Ünlü oyuncu Serenay Sarıkaya, "Ben çok sevilebileceğine, tutkulu olunabileceğine, karşılıklı olarak hayatlardaki boşlukların doldurulabileceğine inanıyorum. Herkesin hayatında vazgeçemeyeceği birileri olabilir. Ama bunun adı aşk mı onu bilmiyorum. Belki de hiç yaşamadığım için bilmiyorum" dedi
Serenay Sarıkaya'nın Hürriyet gazetesinden Sibel Arna'ya vediği söyleşiden öne çıkan başlıklar şöyle:
22 hiç size yakışan bir yaş değil yahu! Görüntü 22'de ruh 30'larda sanki.
-Çok yakın bir arkadaşım bana "Senin ruhun yaşlı" diyor. Bu, anne babamın erken ayrılması, çabuk olgunlaşma, erken çalışmaya başlama kaynaklı olabilir. Bu durumdan mutsuz değilim. Çünkü bazı şeyleri daha önceden erken görebilmek hatayı azaltıyor.

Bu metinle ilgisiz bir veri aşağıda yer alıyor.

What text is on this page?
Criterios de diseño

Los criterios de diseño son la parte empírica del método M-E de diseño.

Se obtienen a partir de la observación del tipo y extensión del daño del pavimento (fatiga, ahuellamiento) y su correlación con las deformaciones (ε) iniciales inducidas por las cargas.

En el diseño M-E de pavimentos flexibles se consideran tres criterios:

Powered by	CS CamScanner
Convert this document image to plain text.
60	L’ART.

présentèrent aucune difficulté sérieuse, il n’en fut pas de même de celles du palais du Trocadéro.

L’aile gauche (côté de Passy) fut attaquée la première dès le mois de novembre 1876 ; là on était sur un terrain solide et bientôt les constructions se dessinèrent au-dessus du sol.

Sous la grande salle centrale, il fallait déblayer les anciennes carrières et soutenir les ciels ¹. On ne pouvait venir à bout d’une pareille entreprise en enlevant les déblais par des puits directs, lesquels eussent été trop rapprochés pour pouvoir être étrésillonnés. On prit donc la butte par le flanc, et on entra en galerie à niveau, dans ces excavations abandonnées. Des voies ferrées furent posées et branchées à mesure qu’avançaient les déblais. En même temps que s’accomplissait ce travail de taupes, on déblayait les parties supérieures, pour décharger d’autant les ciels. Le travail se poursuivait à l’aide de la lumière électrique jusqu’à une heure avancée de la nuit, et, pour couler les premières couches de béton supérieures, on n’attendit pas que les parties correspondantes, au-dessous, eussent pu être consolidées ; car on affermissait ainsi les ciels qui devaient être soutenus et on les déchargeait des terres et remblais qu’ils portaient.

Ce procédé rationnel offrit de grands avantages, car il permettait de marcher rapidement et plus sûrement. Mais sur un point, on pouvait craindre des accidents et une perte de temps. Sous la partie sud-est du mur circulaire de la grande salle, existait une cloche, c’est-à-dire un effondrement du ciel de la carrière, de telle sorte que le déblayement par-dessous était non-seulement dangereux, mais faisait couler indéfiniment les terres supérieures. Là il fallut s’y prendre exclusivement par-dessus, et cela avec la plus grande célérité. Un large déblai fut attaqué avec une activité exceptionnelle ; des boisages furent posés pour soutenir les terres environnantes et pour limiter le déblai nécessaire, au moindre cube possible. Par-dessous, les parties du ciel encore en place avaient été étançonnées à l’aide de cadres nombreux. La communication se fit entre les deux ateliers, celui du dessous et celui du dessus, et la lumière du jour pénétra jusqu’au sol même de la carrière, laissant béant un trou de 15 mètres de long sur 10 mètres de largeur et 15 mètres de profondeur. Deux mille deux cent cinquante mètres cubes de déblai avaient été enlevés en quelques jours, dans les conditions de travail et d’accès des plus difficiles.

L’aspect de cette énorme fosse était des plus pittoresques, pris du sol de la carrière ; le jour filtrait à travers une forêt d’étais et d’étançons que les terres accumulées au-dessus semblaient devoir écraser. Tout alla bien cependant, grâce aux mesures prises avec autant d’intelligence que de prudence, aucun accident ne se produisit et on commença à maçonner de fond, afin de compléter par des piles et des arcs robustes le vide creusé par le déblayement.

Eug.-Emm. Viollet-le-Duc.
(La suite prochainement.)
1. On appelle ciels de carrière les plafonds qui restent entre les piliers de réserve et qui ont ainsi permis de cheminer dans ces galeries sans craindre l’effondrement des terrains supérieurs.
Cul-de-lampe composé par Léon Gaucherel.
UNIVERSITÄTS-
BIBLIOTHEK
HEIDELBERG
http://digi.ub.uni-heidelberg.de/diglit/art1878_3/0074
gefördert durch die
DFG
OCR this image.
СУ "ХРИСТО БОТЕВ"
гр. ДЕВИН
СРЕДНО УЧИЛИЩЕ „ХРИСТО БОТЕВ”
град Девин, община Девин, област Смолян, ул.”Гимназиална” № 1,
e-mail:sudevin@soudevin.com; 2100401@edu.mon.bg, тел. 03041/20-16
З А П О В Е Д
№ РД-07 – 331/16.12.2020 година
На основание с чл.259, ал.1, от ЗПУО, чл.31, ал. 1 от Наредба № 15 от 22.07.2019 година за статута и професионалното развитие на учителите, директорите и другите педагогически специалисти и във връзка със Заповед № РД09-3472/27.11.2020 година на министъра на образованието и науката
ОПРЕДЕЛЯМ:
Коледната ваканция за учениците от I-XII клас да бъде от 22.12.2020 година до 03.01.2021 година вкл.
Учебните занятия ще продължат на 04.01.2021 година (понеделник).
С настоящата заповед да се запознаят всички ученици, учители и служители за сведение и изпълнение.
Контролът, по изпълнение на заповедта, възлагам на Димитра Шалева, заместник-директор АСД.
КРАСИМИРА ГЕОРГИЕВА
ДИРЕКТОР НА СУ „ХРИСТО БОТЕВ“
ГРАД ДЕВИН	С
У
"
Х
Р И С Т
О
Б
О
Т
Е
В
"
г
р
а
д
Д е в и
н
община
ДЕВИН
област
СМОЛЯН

İlk aşkınızı hatırlıyor musunuz?
-Aşk diyemem. İlkokulda beni çok heyecanlandıran birileri olmuştu. Mektup yazdığımı hatırlıyorum. O bana mektup yazmıştı.
Aşk nedir sizin için? Nasıl bir tanımı var?
Sizin de hayatınızda biri var, aşık değil misiniz yani?
Günümüzde her şey o kadar geçici olmaya başladı ki. O kadar çabuk tüketiliyor ki. Günümüzün problemi bu, yapacak bir şey yok. Bu, benim düşüncem. Dediğim gibi aşk yaşıyorum diyenlere saygım sonsuz.
Neler söylüyorsun? Erkek arkadaş bozulmayacak mı? Düpedüz "Ben aşkı hiç yaşamadım" dedin...
(Serenay sessiz kalmayı seçiyor)
- Medcezir'de şarkı da söylüyorsunuz. Geçenlerde bir "İsyan" söylediniz ben sesinize, sahnedeki duruşunuza inanamadım... Nasıl bu kadar iyi şarkı söyleyebiliyorsunuz?
-Kulağım iyidir derler. 6-7 yaşında bile Türk Sanat Müziği şarkılarını ezbere bilirdim. Annem müziğe çok düşkündür, özel günlerde beni de fasıla götürürdü. Hatta bu konuyla ilgili komik bir anım var. 9 ya da 10 yaşındayım annemin iş arkadaşlarıyla birlikte yemeğe gitmişiz. Ben bütün şarkılara eşlik ediyorum. En ağır makamlı olanları bile biliyorum. Solistin dikkatini çekiyor, müziği kesiyor "Şimdi söyleyeceğim şarkıyı da söylersen ben mikrofonu bırakıyorum" diyor. Ve ben yine biliyorum.